What we must avoid is relying on assumptions that make our models fragile to sudden changes or, worse, unstable as markets evolve. Instability is not only dangerous because it signals a lack of control over the underlying market dynamic, but because it makes us exposed to the risk of unexpected shocks that can severely impact the final performance achieved. Achieving stability should be seen not only as the desirable end of a long development process, but also for a more practical reason: because stable things tend to persist, and so be profitable over the long term.
Exhibit 4 depicts how we can use AI to study and reach stability. To understand how the different variables interact with each other and contribute to the final result, we should not consider each trial as an independent observation but instead as part of a much bigger surface that can be either stable or unstable.

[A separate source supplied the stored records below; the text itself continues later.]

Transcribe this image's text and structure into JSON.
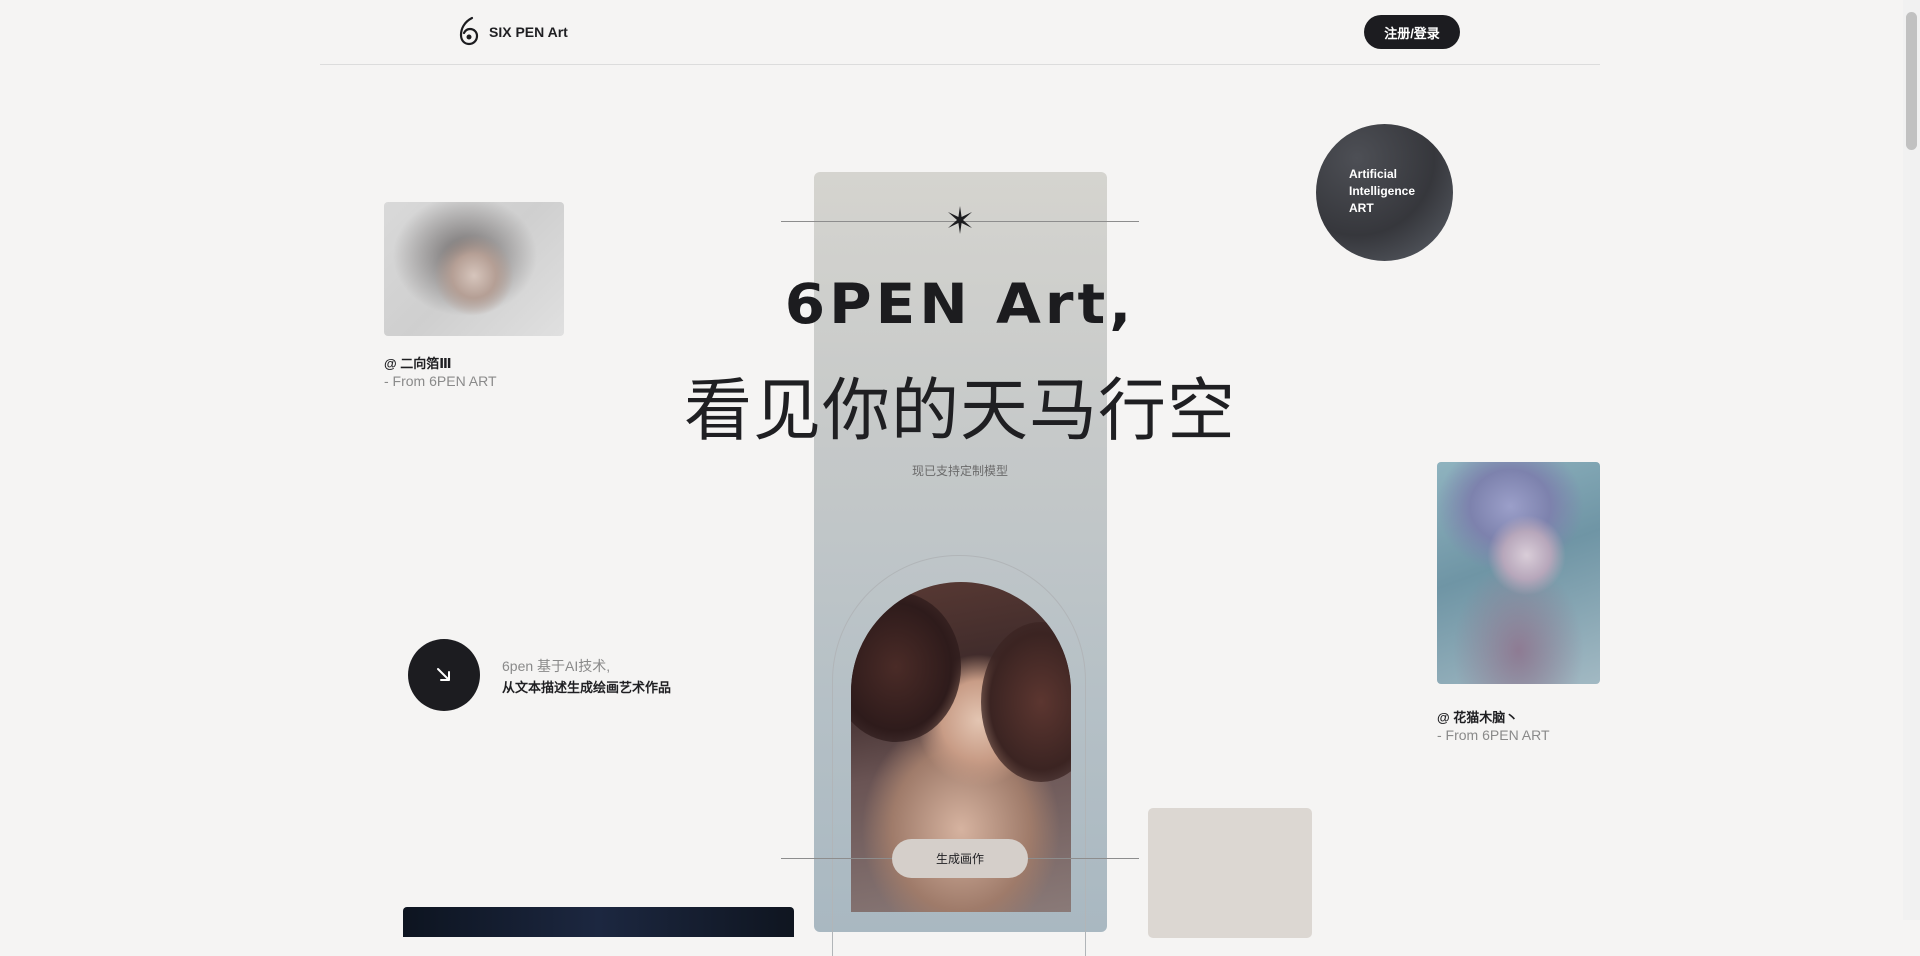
{
  "header": {
    "brand": "SIX PEN Art",
    "login_button": "注册/登录"
  },
  "hero": {
    "title": "6PEN Art,",
    "subtitle": "看见你的天马行空",
    "note": "现已支持定制模型",
    "generate_button": "生成画作"
  },
  "badge": {
    "lines": [
      "Artificial",
      "Intelligence",
      "ART"
    ]
  },
  "gallery": [
    {
      "author": "@ 二向箔Ⅲ",
      "source": "- From 6PEN ART"
    },
    {
      "author": "@ 花猫木脑丶",
      "source": "- From 6PEN ART"
    }
  ],
  "intro": {
    "line1": "6pen 基于AI技术,",
    "line2": "从文本描述生成绘画艺术作品"
  }
}
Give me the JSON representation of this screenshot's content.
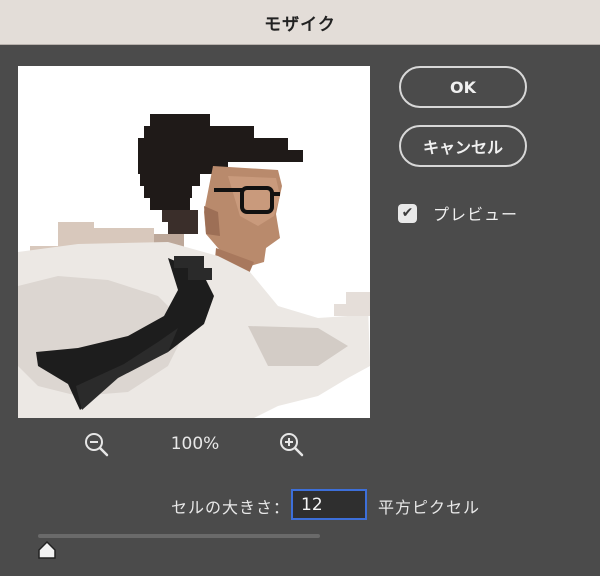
{
  "dialog": {
    "title": "モザイク"
  },
  "buttons": {
    "ok_label": "OK",
    "cancel_label": "キャンセル"
  },
  "preview_toggle": {
    "label": "プレビュー",
    "checked": true
  },
  "zoom": {
    "level_text": "100%"
  },
  "cell_size": {
    "label": "セルの大きさ：",
    "value": "12",
    "unit_label": "平方ピクセル",
    "slider_fraction": 0.02
  },
  "icons": {
    "zoom_out": "zoom-out-icon",
    "zoom_in": "zoom-in-icon",
    "checkmark": "checkmark-icon"
  }
}
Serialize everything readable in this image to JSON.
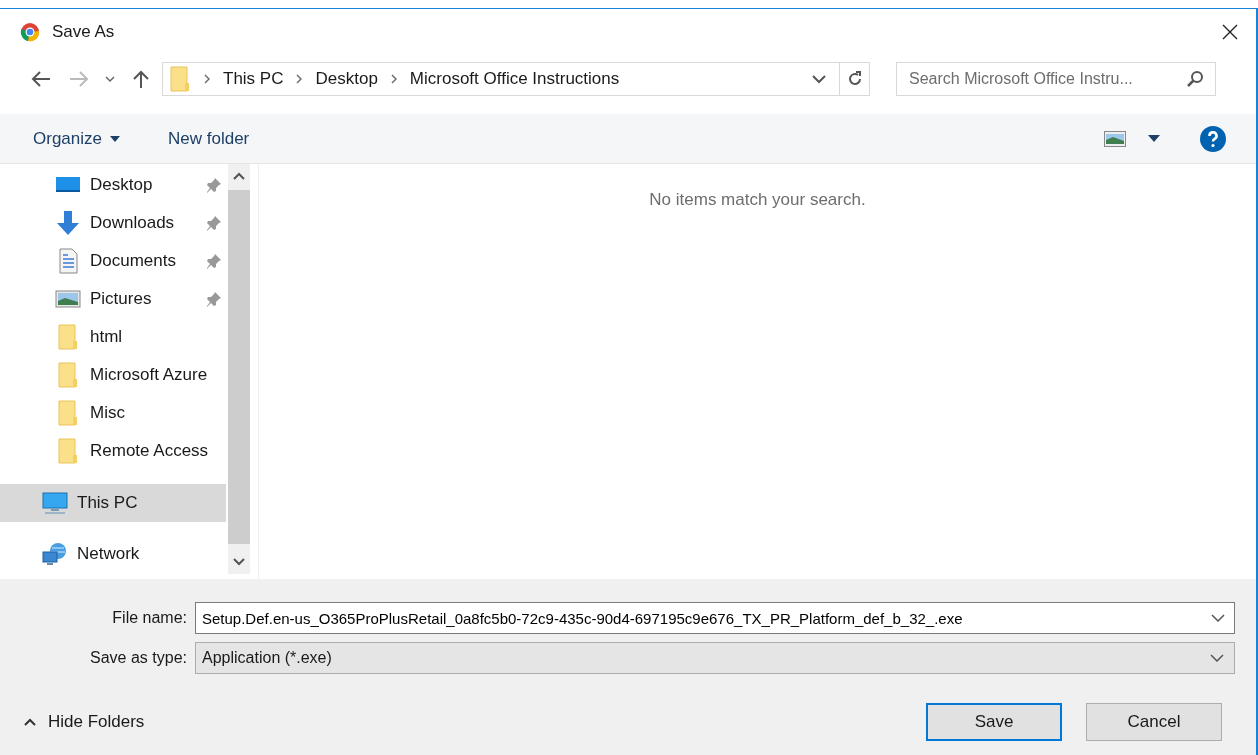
{
  "window": {
    "title": "Save As"
  },
  "address_bar": {
    "path": [
      "This PC",
      "Desktop",
      "Microsoft Office Instructions"
    ]
  },
  "search": {
    "placeholder": "Search Microsoft Office Instru..."
  },
  "toolbar": {
    "organize": "Organize",
    "new_folder": "New folder"
  },
  "sidebar": {
    "quick_access": [
      {
        "label": "Desktop",
        "kind": "desktop",
        "pinned": true,
        "selected": false
      },
      {
        "label": "Downloads",
        "kind": "downloads",
        "pinned": true,
        "selected": false
      },
      {
        "label": "Documents",
        "kind": "documents",
        "pinned": true,
        "selected": false
      },
      {
        "label": "Pictures",
        "kind": "pictures",
        "pinned": true,
        "selected": false
      },
      {
        "label": "html",
        "kind": "folder",
        "pinned": false,
        "selected": false
      },
      {
        "label": "Microsoft Azure",
        "kind": "folder",
        "pinned": false,
        "selected": false
      },
      {
        "label": "Misc",
        "kind": "folder",
        "pinned": false,
        "selected": false
      },
      {
        "label": "Remote Access",
        "kind": "folder",
        "pinned": false,
        "selected": false
      }
    ],
    "locations": [
      {
        "label": "This PC",
        "kind": "pc",
        "selected": true
      },
      {
        "label": "Network",
        "kind": "network",
        "selected": false
      }
    ]
  },
  "content": {
    "empty_message": "No items match your search."
  },
  "file_name": {
    "label": "File name:",
    "value": "Setup.Def.en-us_O365ProPlusRetail_0a8fc5b0-72c9-435c-90d4-697195c9e676_TX_PR_Platform_def_b_32_.exe"
  },
  "save_as_type": {
    "label": "Save as type:",
    "value": "Application (*.exe)"
  },
  "hide_folders": "Hide Folders",
  "buttons": [
    {
      "label": "Save",
      "default": true
    },
    {
      "label": "Cancel",
      "default": false
    }
  ]
}
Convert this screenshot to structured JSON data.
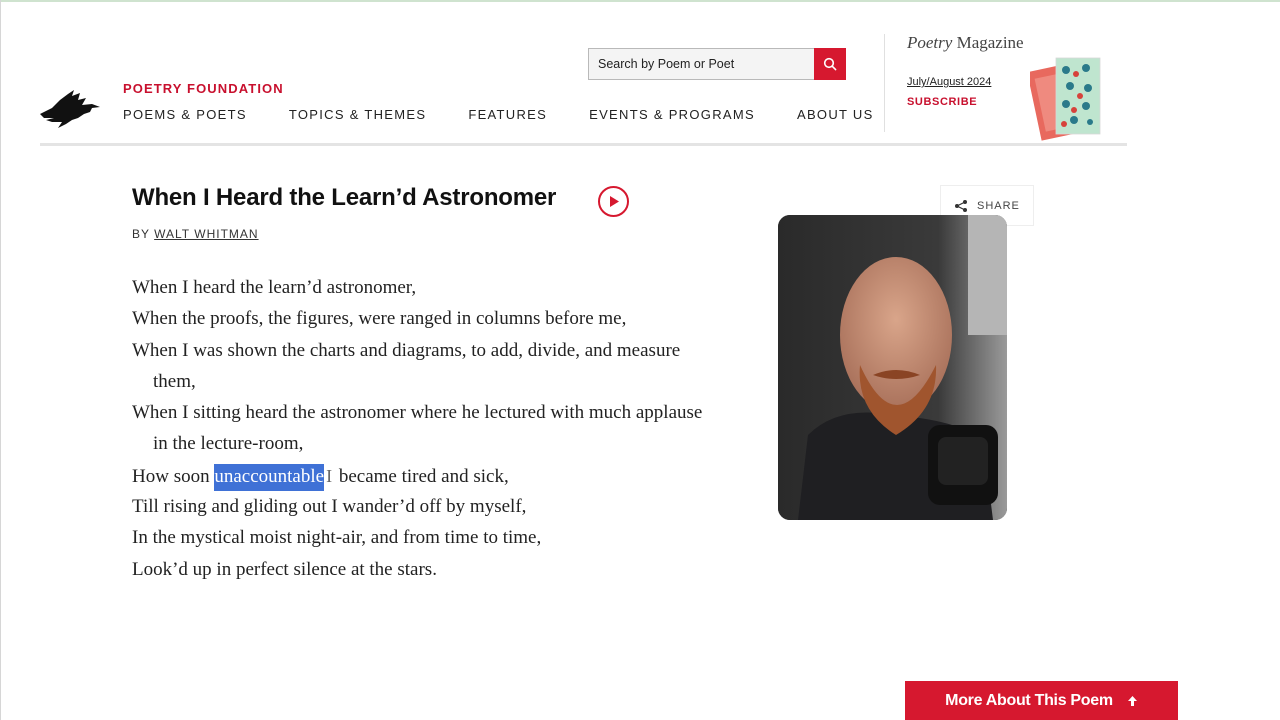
{
  "header": {
    "brand": "POETRY FOUNDATION",
    "nav": [
      "POEMS & POETS",
      "TOPICS & THEMES",
      "FEATURES",
      "EVENTS & PROGRAMS",
      "ABOUT US"
    ],
    "search_placeholder": "Search by Poem or Poet",
    "search_icon": "search-icon",
    "magazine": {
      "title_italic": "Poetry",
      "title_rest": " Magazine",
      "issue": "July/August 2024",
      "subscribe": "SUBSCRIBE"
    }
  },
  "poem": {
    "title": "When I Heard the Learn’d Astronomer",
    "by_prefix": "BY ",
    "author": "WALT WHITMAN",
    "lines": [
      "When I heard the learn’d astronomer,",
      "When the proofs, the figures, were ranged in columns before me,",
      "When I was shown the charts and diagrams, to add, divide, and measure",
      "them,",
      "When I sitting heard the astronomer where he lectured with much applause",
      "in the lecture-room,",
      "How soon ",
      "unaccountable",
      " became tired and sick,",
      "Till rising and gliding out I wander’d off by myself,",
      "In the mystical moist night-air, and from time to time,",
      "Look’d up in perfect silence at the stars."
    ],
    "cursor_glyph": "I"
  },
  "share_label": "SHARE",
  "more_button": "More About This Poem",
  "colors": {
    "brand_red": "#c8102e",
    "button_red": "#d6182f",
    "highlight": "#3f71d6"
  }
}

AI models have the power to explore all possible interactions between variables and build a proper and more populated surface. AI can grasp what is beyond the surface, and go past the depths of the apparent reality. It is no longer a question of seeing a spurious relationship between different models, but a real universe of relationships and interconnections between multiple variables.
Ideally, by leveraging automated tools to identify promising model configurations, understanding the evolution of results over time and analyzing interactions with other variables, AI-driven models do the work of thousands of analysts, thus making scalable the quest for the statistical relevance of the investable signal hidden among data.
In particular, what asset and portfolio managers look for is the combination of model parameters that gives shape to a stable and robust surface that, in turn, is the result of a stable investment strategy.
Indeed, looking at the graph on the right of Exhibit 5, a smooth surface captures the investment signal with high consistency, meaning that it tends to display superior performances regardless of the unfolding market cycle.
On the contrary, the performance of the unstable surface on the left features many peaks and valleys, thus generating a highly volatile strategy.
So, using AI to gain control over market dynamics, asset and portfolio managers can develop investment strategies that are better positioned to turn the valuable pieces of information they collect into profitable and resilient portfolios that help them navigate market turmoil.
In an era of unprecedented complexity in financial markets, asset and portfolio managers can leverage Artificial Intelligence to extrapolate more value from their investments and make better and more informed decisions.
As opposed to traditional techniques that tend to rely on restrictive assumptions, AI has dramatically improved our ability to analyze data and assess the full scale of interactions among the determinants of market dynamics.
By uncovering hidden and non-linear interconnections between variables, AI tools are essential in achieving a thorough understanding of why and how markets move. This helps to overcome overfitting, a problem that usually goes with traditional models and that causes poor performance and predictive power.
Eventually, this has opened new routes for navigating the complexity of financial markets. Asset and portfolio managers thoughtfully deploying AI can indeed improve the quality of investment decision making and quickly adapt to the gradual evolution of financial markets.